Komisaris Independen PT Bank Mega Tbk,, Aviliani juga menyambut baik rencana bank sentral merelaksasi aturan LTV kredit properti. Menurut dia, kebijakan ini bisa menjadi solusi untuk mengatasi kesulitan likuiditas pengembang dan kebutuhan rumah yang cukup tinggi.
“Saya dengar nanti malam BI akan mengundang beberapa banker untuk pelonggaran LTV. Ini saya rasa cukup bagus, jadi nanti rumah inden boleh dapat KPR,” katanya.

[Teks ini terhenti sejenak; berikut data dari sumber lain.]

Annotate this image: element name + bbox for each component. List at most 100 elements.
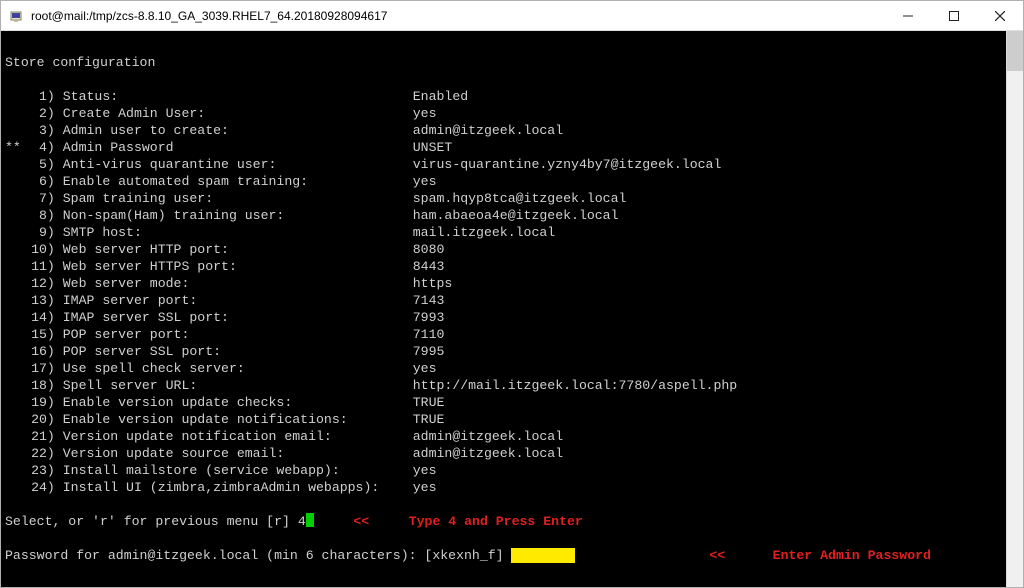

Dia juga menilai, kebijakan ini akan mendorong kredit properti. Namun, dia menyarankan supaya pengembang yang bisa menikmati fasilitas ini harus diseleksi.
“Jadi harus dipilih pengembangnya. Kalau semua, takutnya itu enggak deliver dalam 2 tahun, jadi orang enggak mau bayar cicilan dong. Jadi tanggungan bank berat, ini perlu diperhatikan," tuturnya
Aviliani mengatakan, kebijakan relaksasi ini lebih baik ketimbang DP 0 persen karena bisa mendorong masyarakat menjadi tidak bertanggung jawab saat membeli rumah.
"DP 0 persen ibaratnya masyarakat tidak ada tanggung jawabnya, lebih bagus 5-10 persen itu sudah cukup sebenarnya. Takutnya begitu 0 persen seolah-olah enggak ada kewajiban, tapi kalau ada uang muka itu berarti mereka berusaha bagaimana melanjutkan," ucapnya.